Agência Fapesp
Crescimento excepcional da economia entre 1968 e 1973 teve origem em medidas tomadas no primeiro período do regime autoritário, de acordo com estudo publicado na Revista Brasileira de Economia.
O chamado “milagre econômico” brasileiro – período de excepcional crescimento da economia entre 1968 e 1973 – decorreu principalmente do efeito tardio das reformas associadas ao Programa de Ação Econômica do Governo (Paeg), durante o governo de Castello Branco (1964-1967).

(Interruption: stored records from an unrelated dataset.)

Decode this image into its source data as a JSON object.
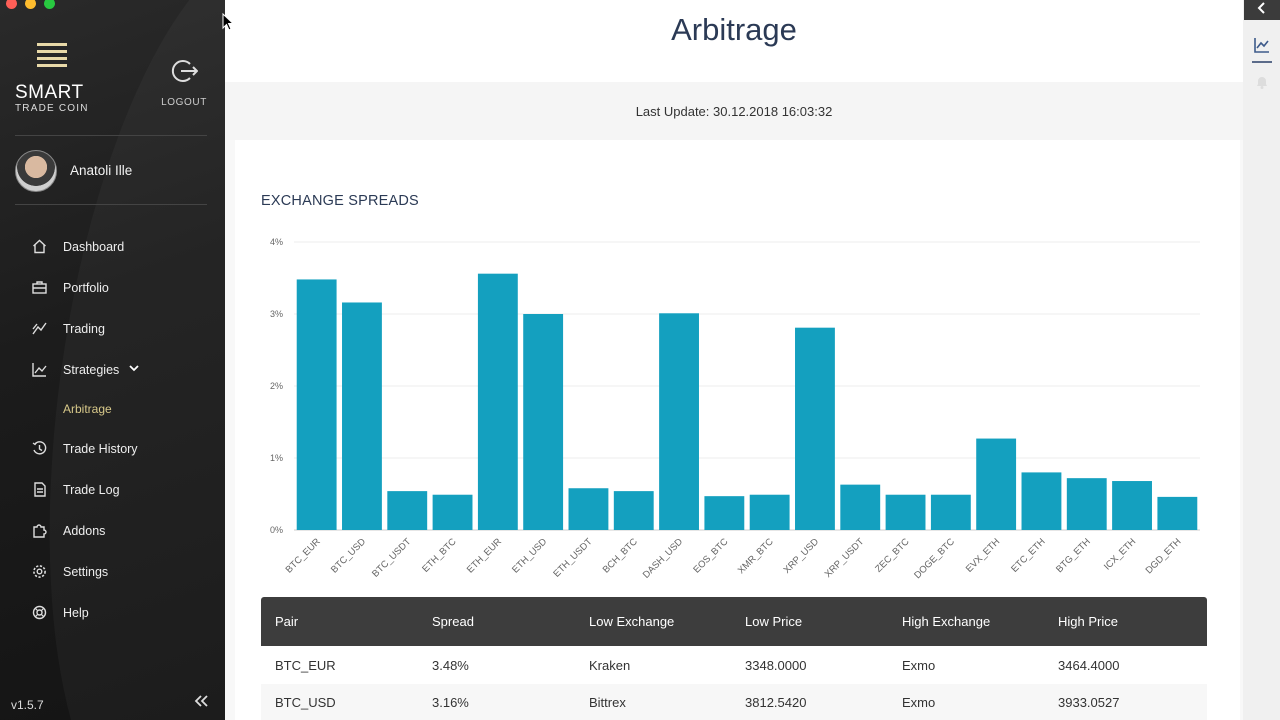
{
  "app": {
    "brand": "SMART",
    "brand_sub": "TRADE COIN",
    "logout_label": "LOGOUT",
    "user_name": "Anatoli Ille",
    "version": "v1.5.7"
  },
  "nav": {
    "items": [
      {
        "label": "Dashboard",
        "icon": "home-icon"
      },
      {
        "label": "Portfolio",
        "icon": "portfolio-icon"
      },
      {
        "label": "Trading",
        "icon": "trading-icon"
      },
      {
        "label": "Strategies",
        "icon": "strategies-icon"
      },
      {
        "label": "Trade History",
        "icon": "history-icon"
      },
      {
        "label": "Trade Log",
        "icon": "log-icon"
      },
      {
        "label": "Addons",
        "icon": "puzzle-icon"
      },
      {
        "label": "Settings",
        "icon": "gear-icon"
      },
      {
        "label": "Help",
        "icon": "help-icon"
      }
    ],
    "sub_item": "Arbitrage"
  },
  "page": {
    "title": "Arbitrage",
    "last_update": "Last Update: 30.12.2018 16:03:32",
    "section_title": "EXCHANGE SPREADS"
  },
  "colors": {
    "bar": "#14a0bf",
    "table_header": "#3d3d3d",
    "accent_submenu": "#d8c98a"
  },
  "chart_data": {
    "type": "bar",
    "categories": [
      "BTC_EUR",
      "BTC_USD",
      "BTC_USDT",
      "ETH_BTC",
      "ETH_EUR",
      "ETH_USD",
      "ETH_USDT",
      "BCH_BTC",
      "DASH_USD",
      "EOS_BTC",
      "XMR_BTC",
      "XRP_USD",
      "XRP_USDT",
      "ZEC_BTC",
      "DOGE_BTC",
      "EVX_ETH",
      "ETC_ETH",
      "BTG_ETH",
      "ICX_ETH",
      "DGD_ETH"
    ],
    "values": [
      3.48,
      3.16,
      0.54,
      0.49,
      3.56,
      3.0,
      0.58,
      0.54,
      3.01,
      0.47,
      0.49,
      2.81,
      0.63,
      0.49,
      0.49,
      1.27,
      0.8,
      0.72,
      0.68,
      0.46
    ],
    "ylim": [
      0,
      4
    ],
    "yticks": [
      "0%",
      "1%",
      "2%",
      "3%",
      "4%"
    ],
    "grid": true
  },
  "table": {
    "headers": [
      "Pair",
      "Spread",
      "Low Exchange",
      "Low Price",
      "High Exchange",
      "High Price"
    ],
    "rows": [
      [
        "BTC_EUR",
        "3.48%",
        "Kraken",
        "3348.0000",
        "Exmo",
        "3464.4000"
      ],
      [
        "BTC_USD",
        "3.16%",
        "Bittrex",
        "3812.5420",
        "Exmo",
        "3933.0527"
      ]
    ]
  }
}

Essa é uma das principais conclusões de um estudo publicado na Revista Brasileira de Economia.
O trabalho, que recebeu em 2008 o prêmio Mario Henrique Simonsen, concedido ao melhor artigo publicado na revista editada pela Fundação Getúlio Vargas (FGV), destaca o fato de que, embora o “milagre” tenha sido amplamente estudado na literatura acadêmica, “não existe um consenso em relação aos seus determinantes”.

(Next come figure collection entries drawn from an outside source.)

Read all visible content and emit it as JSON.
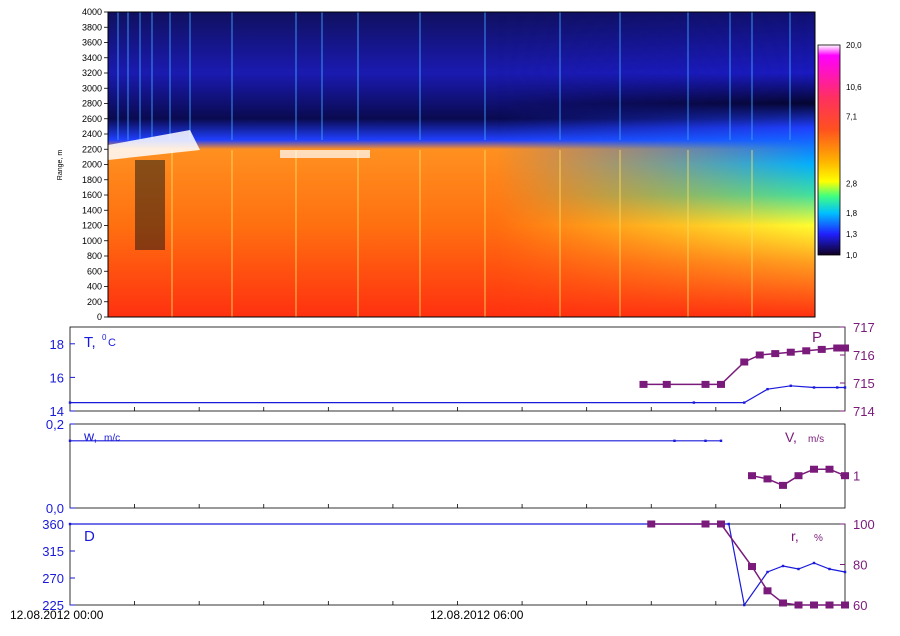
{
  "colors": {
    "blue": "#1a1adc",
    "purple": "#7a1a7a",
    "black": "#000000"
  },
  "heatmap": {
    "ylabel": "Range, m",
    "yticks": [
      0,
      200,
      400,
      600,
      800,
      1000,
      1200,
      1400,
      1600,
      1800,
      2000,
      2200,
      2400,
      2600,
      2800,
      3000,
      3200,
      3400,
      3600,
      3800,
      4000
    ],
    "colorbar_labels": [
      "20,0",
      "10,6",
      "7,1",
      "2,8",
      "1,8",
      "1,3",
      "1,0"
    ],
    "colorbar_positions": [
      20.0,
      10.6,
      7.1,
      2.8,
      1.8,
      1.3,
      1.0
    ]
  },
  "panel_T": {
    "left_label": "T,",
    "left_sup": "0",
    "left_unit": "C",
    "right_label": "P",
    "left_ticks": [
      "14",
      "16",
      "18"
    ],
    "right_ticks": [
      "714",
      "715",
      "716",
      "717"
    ]
  },
  "panel_W": {
    "left_label": "w,",
    "left_unit": "m/c",
    "right_label": "V,",
    "right_unit": "m/s",
    "left_ticks": [
      "0,0",
      "0,2"
    ],
    "right_ticks": [
      "1"
    ]
  },
  "panel_D": {
    "left_label": "D",
    "right_label": "r,",
    "right_unit": "%",
    "left_ticks": [
      "225",
      "270",
      "315",
      "360"
    ],
    "right_ticks": [
      "60",
      "80",
      "100"
    ]
  },
  "time_labels": [
    "12.08.2012 00:00",
    "12.08.2012 06:00"
  ],
  "chart_data": [
    {
      "type": "heatmap",
      "ylabel": "Range, m",
      "ylim": [
        0,
        4000
      ],
      "colorbar": [
        20.0,
        10.6,
        7.1,
        2.8,
        1.8,
        1.3,
        1.0
      ]
    },
    {
      "type": "line",
      "series": [
        {
          "name": "T, 0C",
          "axis": "left",
          "x": [
            0,
            0.805,
            0.87,
            0.9,
            0.93,
            0.96,
            0.99,
            1.0
          ],
          "values": [
            14.5,
            14.5,
            14.5,
            15.3,
            15.5,
            15.4,
            15.4,
            15.4
          ]
        },
        {
          "name": "P",
          "axis": "right",
          "x": [
            0.74,
            0.77,
            0.82,
            0.84,
            0.87,
            0.89,
            0.91,
            0.93,
            0.95,
            0.97,
            0.99,
            1.0
          ],
          "values": [
            714.95,
            714.95,
            714.95,
            714.95,
            715.75,
            716.0,
            716.05,
            716.1,
            716.15,
            716.2,
            716.25,
            716.25
          ]
        }
      ],
      "ylim_left": [
        14,
        19
      ],
      "ylim_right": [
        714,
        717
      ]
    },
    {
      "type": "line",
      "series": [
        {
          "name": "w, m/c",
          "axis": "left",
          "x": [
            0,
            0.78,
            0.82,
            0.84
          ],
          "values": [
            0.16,
            0.16,
            0.16,
            0.16
          ]
        },
        {
          "name": "V, m/s",
          "axis": "right",
          "x": [
            0.88,
            0.9,
            0.92,
            0.94,
            0.96,
            0.98,
            1.0
          ],
          "values": [
            1.0,
            0.95,
            0.85,
            1.0,
            1.1,
            1.1,
            1.0
          ]
        }
      ],
      "ylim_left": [
        0,
        0.2
      ]
    },
    {
      "type": "line",
      "series": [
        {
          "name": "D",
          "axis": "left",
          "x": [
            0,
            0.75,
            0.82,
            0.84,
            0.85,
            0.87,
            0.9,
            0.92,
            0.94,
            0.96,
            0.98,
            1.0
          ],
          "values": [
            360,
            360,
            360,
            360,
            360,
            225,
            280,
            290,
            285,
            295,
            285,
            280
          ]
        },
        {
          "name": "r, %",
          "axis": "right",
          "x": [
            0.75,
            0.82,
            0.84,
            0.88,
            0.9,
            0.92,
            0.94,
            0.96,
            0.98,
            1.0
          ],
          "values": [
            100,
            100,
            100,
            79,
            67,
            61,
            60,
            60,
            60,
            60
          ]
        }
      ],
      "ylim_left": [
        225,
        360
      ],
      "ylim_right": [
        60,
        100
      ]
    }
  ]
}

De acordo com Fernando Veloso – professor da Faculdade do Instituto Brasileiro de Mercado de Capitais (Ibmec) do Rio de Janeiro e coautor do artigo – o objetivo do trabalho era quantificar a importância de cada uma das vertentes de interpretação para o “milagre” brasileiro.
Os outros autores do estudo são André Villela, da Escola de Pós-Graduação em Economia da FGV, e Fabio Giambiagi, pesquisador do Instituto de Estudos de Trabalho e Sociedade e integrante do Departamento Econômico do Banco Nacional de Desenvolvimento Econômico e Social (BNDES).
“Verificamos, em particular, em que medida o milagre decorreu da situação externa favorável e do desempenho de variáveis de política econômica associadas à estabilidade macroeconômica, política fiscal, nível de desenvolvimento do sistema financeiro e grau de abertura ao exterior”, disse Veloso à Agência FAPESP
As interpretações para o milagre encontradas na literatura podem ser agrupadas em três grandes linhas, segundo o estudo. A primeira enfatiza a importância da política econômica do período 1968-1973, “com destaque para as políticas monetária e creditícia expansionistas e os incentivos às exportações”.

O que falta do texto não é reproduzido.